1980's Little Books / Indians lived quite literally by its name. The "large-sheet" poems were organized into "little books," while the sentences were more often cut short so as to resemble verse. Weiner's interest in the AIM became the focus of the ideological theme of the collection, moreover providing a more easily recognized narrative thrust. Spoke (1984), Silent Teachers / Remembered Sequel (1993), and We Speak Silent (1997) are closer to the Clairvoyant Journal in form and theme, but further develop the aspect of clairvoyance pertaining to inter-personal relations mediated by language the author called "silent teaching." This theme is essentially a means of inquiry into global, holistic politics inspired by avant-garde art in the West and Eastern religious practices often alluded to in the Clairvoyant Journal.

Weiner's last major work, PAGE (2002), is a deeply complex series of poems closer to normative lyric verse yet highly disjunctive in terms of grammatical forms. It is also a deeply personal work in which the deaths of her aunt and mother become an allegory in an intra-personal take on silent teaching.

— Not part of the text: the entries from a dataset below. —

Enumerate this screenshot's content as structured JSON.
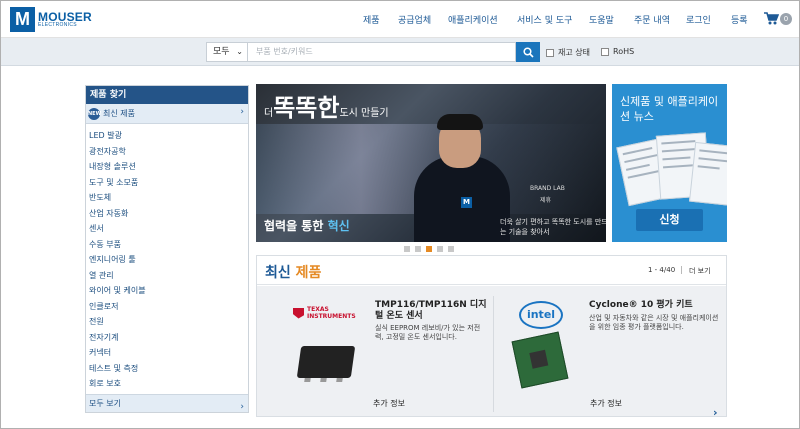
{
  "brand": {
    "name": "MOUSER",
    "sub": "ELECTRONICS",
    "mark": "M"
  },
  "nav": [
    "제품",
    "공급업체",
    "애플리케이션",
    "서비스 및 도구",
    "도움말",
    "주문 내역",
    "로그인",
    "등록"
  ],
  "cart": {
    "count": "0"
  },
  "search": {
    "category": "모두",
    "placeholder": "부품 번호/키워드",
    "in_stock_label": "재고 상태",
    "rohs_label": "RoHS"
  },
  "sidebar": {
    "title": "제품 찾기",
    "new_products": "최신 제품",
    "new_icon_text": "NEW",
    "items": [
      "LED 발광",
      "광전자공학",
      "내장형 솔루션",
      "도구 및 소모품",
      "반도체",
      "산업 자동화",
      "센서",
      "수동 부품",
      "엔지니어링 툴",
      "열 관리",
      "와이어 및 케이블",
      "인클로저",
      "전원",
      "전자기계",
      "커넥터",
      "테스트 및 측정",
      "회로 보호"
    ],
    "view_all": "모두 보기"
  },
  "banner": {
    "title_pre": "더",
    "title_bold": "똑똑한",
    "title_post": "도시 만들기",
    "caption_pre": "협력을 통한",
    "caption_highlight": "혁신",
    "description": "더욱 살기 편하고 똑똑한 도시를 만드는 기술을 찾아서",
    "brand_lab": "BRAND LAB",
    "badge_name": "제휴",
    "active_slide": 3,
    "slide_count": 5
  },
  "news": {
    "title": "신제품 및 애플리케이션 뉴스",
    "button": "신청"
  },
  "new_products": {
    "title_part1": "최신",
    "title_part2": "제품",
    "range": "1 - 4/40",
    "separator": "|",
    "view_more": "더 보기",
    "cards": [
      {
        "logo": "TEXAS INSTRUMENTS",
        "name": "TMP116/TMP116N 디지털 온도 센서",
        "desc": "실식 EEPROM 레보비/가 있는 저전력, 고정밀 온도 센서입니다.",
        "more": "추가 정보"
      },
      {
        "logo": "intel",
        "name": "Cyclone® 10 평가 키트",
        "desc": "산업 및 자동차와 같은 시장 및 애플리케이션을 위한 임종 평가 플랫폼입니다.",
        "more": "추가 정보"
      }
    ]
  },
  "colors": {
    "brand_blue": "#0b5fa5",
    "accent_orange": "#e58a24",
    "sidebar_header": "#245488",
    "news_blue": "#2a8fd1"
  }
}
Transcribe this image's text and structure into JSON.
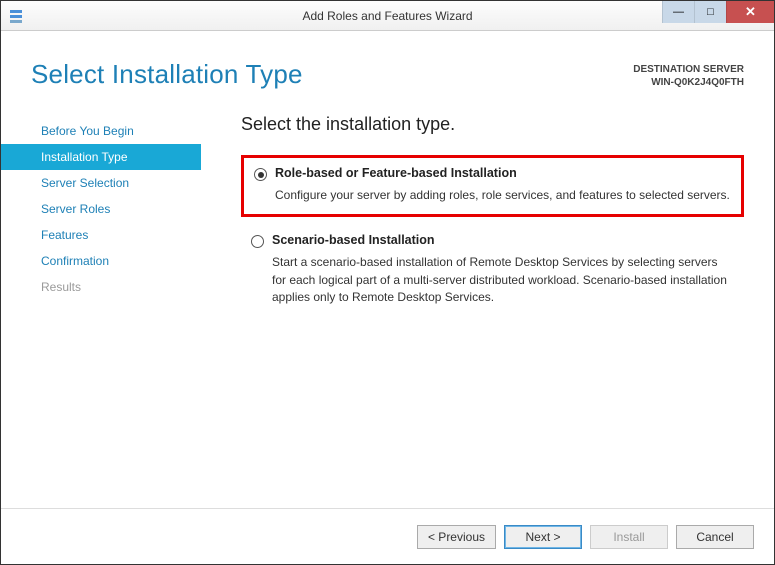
{
  "window": {
    "title": "Add Roles and Features Wizard"
  },
  "header": {
    "heading": "Select Installation Type",
    "destination_label": "DESTINATION SERVER",
    "destination_name": "WIN-Q0K2J4Q0FTH"
  },
  "sidebar": {
    "items": [
      {
        "label": "Before You Begin",
        "active": false,
        "dim": false
      },
      {
        "label": "Installation Type",
        "active": true,
        "dim": false
      },
      {
        "label": "Server Selection",
        "active": false,
        "dim": false
      },
      {
        "label": "Server Roles",
        "active": false,
        "dim": false
      },
      {
        "label": "Features",
        "active": false,
        "dim": false
      },
      {
        "label": "Confirmation",
        "active": false,
        "dim": false
      },
      {
        "label": "Results",
        "active": false,
        "dim": true
      }
    ]
  },
  "main": {
    "title": "Select the installation type.",
    "options": [
      {
        "title": "Role-based or Feature-based Installation",
        "desc": "Configure your server by adding roles, role services, and features to selected servers.",
        "selected": true,
        "highlighted": true
      },
      {
        "title": "Scenario-based Installation",
        "desc": "Start a scenario-based installation of Remote Desktop Services by selecting servers for each logical part of a multi-server distributed workload. Scenario-based installation applies only to Remote Desktop Services.",
        "selected": false,
        "highlighted": false
      }
    ]
  },
  "footer": {
    "previous": "< Previous",
    "next": "Next >",
    "install": "Install",
    "cancel": "Cancel"
  }
}
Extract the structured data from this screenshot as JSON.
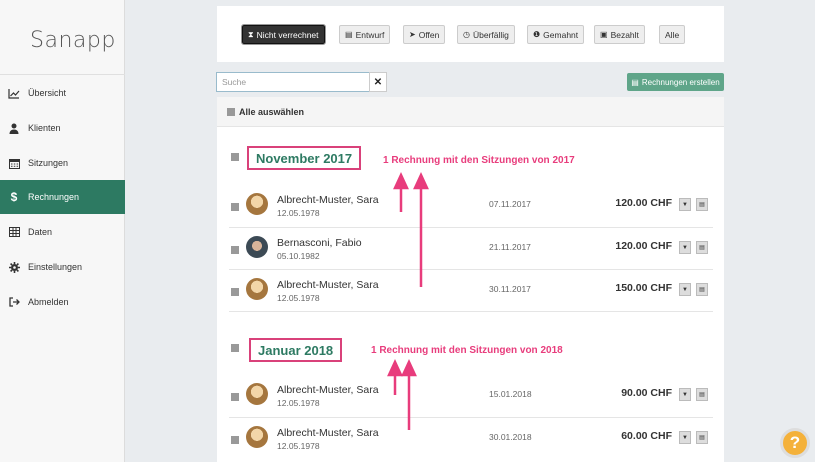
{
  "app": {
    "logo_text": "Sanapp"
  },
  "sidebar": {
    "items": [
      {
        "label": "Übersicht",
        "icon": "chart-line-icon"
      },
      {
        "label": "Klienten",
        "icon": "user-icon"
      },
      {
        "label": "Sitzungen",
        "icon": "calendar-icon"
      },
      {
        "label": "Rechnungen",
        "icon": "dollar-icon",
        "active": true
      },
      {
        "label": "Daten",
        "icon": "table-icon"
      },
      {
        "label": "Einstellungen",
        "icon": "gear-icon"
      },
      {
        "label": "Abmelden",
        "icon": "logout-icon"
      }
    ]
  },
  "filters": [
    {
      "label": "Nicht verrechnet",
      "icon": "hourglass-icon",
      "active": true
    },
    {
      "label": "Entwurf",
      "icon": "document-icon"
    },
    {
      "label": "Offen",
      "icon": "paper-plane-icon"
    },
    {
      "label": "Überfällig",
      "icon": "clock-icon"
    },
    {
      "label": "Gemahnt",
      "icon": "exclamation-icon"
    },
    {
      "label": "Bezahlt",
      "icon": "money-icon"
    },
    {
      "label": "Alle",
      "icon": ""
    }
  ],
  "search": {
    "placeholder": "Suche",
    "clear_label": "✕"
  },
  "create_button": {
    "label": "Rechnungen erstellen",
    "icon": "file-plus-icon"
  },
  "select_all_label": "Alle auswählen",
  "groups": [
    {
      "title": "November 2017",
      "annotation": "1 Rechnung mit den Sitzungen von 2017",
      "rows": [
        {
          "name": "Albrecht-Muster, Sara",
          "dob": "12.05.1978",
          "date": "07.11.2017",
          "amount": "120.00 CHF",
          "avatar": "female"
        },
        {
          "name": "Bernasconi, Fabio",
          "dob": "05.10.1982",
          "date": "21.11.2017",
          "amount": "120.00 CHF",
          "avatar": "male"
        },
        {
          "name": "Albrecht-Muster, Sara",
          "dob": "12.05.1978",
          "date": "30.11.2017",
          "amount": "150.00 CHF",
          "avatar": "female"
        }
      ]
    },
    {
      "title": "Januar 2018",
      "annotation": "1 Rechnung mit den Sitzungen von 2018",
      "rows": [
        {
          "name": "Albrecht-Muster, Sara",
          "dob": "12.05.1978",
          "date": "15.01.2018",
          "amount": "90.00 CHF",
          "avatar": "female"
        },
        {
          "name": "Albrecht-Muster, Sara",
          "dob": "12.05.1978",
          "date": "30.01.2018",
          "amount": "60.00 CHF",
          "avatar": "female"
        }
      ]
    }
  ],
  "help_label": "?",
  "colors": {
    "brand": "#2d7a62",
    "annotation": "#e83c7c",
    "help": "#f4b13a"
  }
}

Weiner is, as Mac Low notes in his jacket blurb to the Angel Hair edition of Clairvoyant Journal, both a "remarkable case" and a remarkable artist; "Her acheivement -- & it is a considerable one - lies in her having developed a specific literary form through which to convey her remarkable experience." Mac Low's blurb calls (in the least) for a study of how this "specific literary form" came to be, specifically, "literary." Doing so requires us to understand clairvoyance as a synaesthetic ability / capacity of our own, and incorporate this into our reading practices: according to current institutional prescriptions, this would be tantamount to critical synaesthesia. And this is not the synaesthesia taught in college guidebooks. That is, it is not a descriptive technique, evoking categorical ambiguities (in the tradition of William Empson). In her reading copy of the Clairvoyant Journal, Weiner had written in the title of A. R. Luria's famous study, The Mind of a Mnemonist. Luria's case study of the synaesthete and mnemonyst "S" speaks eloquently of a "form of extended reference" based on clairvoyant phenomena uncannily like those Weiner documents in the early journals, which consist, simultaneously, of a documentation of the development of "large-sheet poetry." In his transcription of S's testimony:

I was ill with scarlatina ... I had come back from Hebrew school with a headache and my mother had said: "He has heets [Yiddish: "fever"]. True enough! Heets is intense, like lightning ... and I had such a sharp orange light coming out of my head. So that word's right for sure! (86-7)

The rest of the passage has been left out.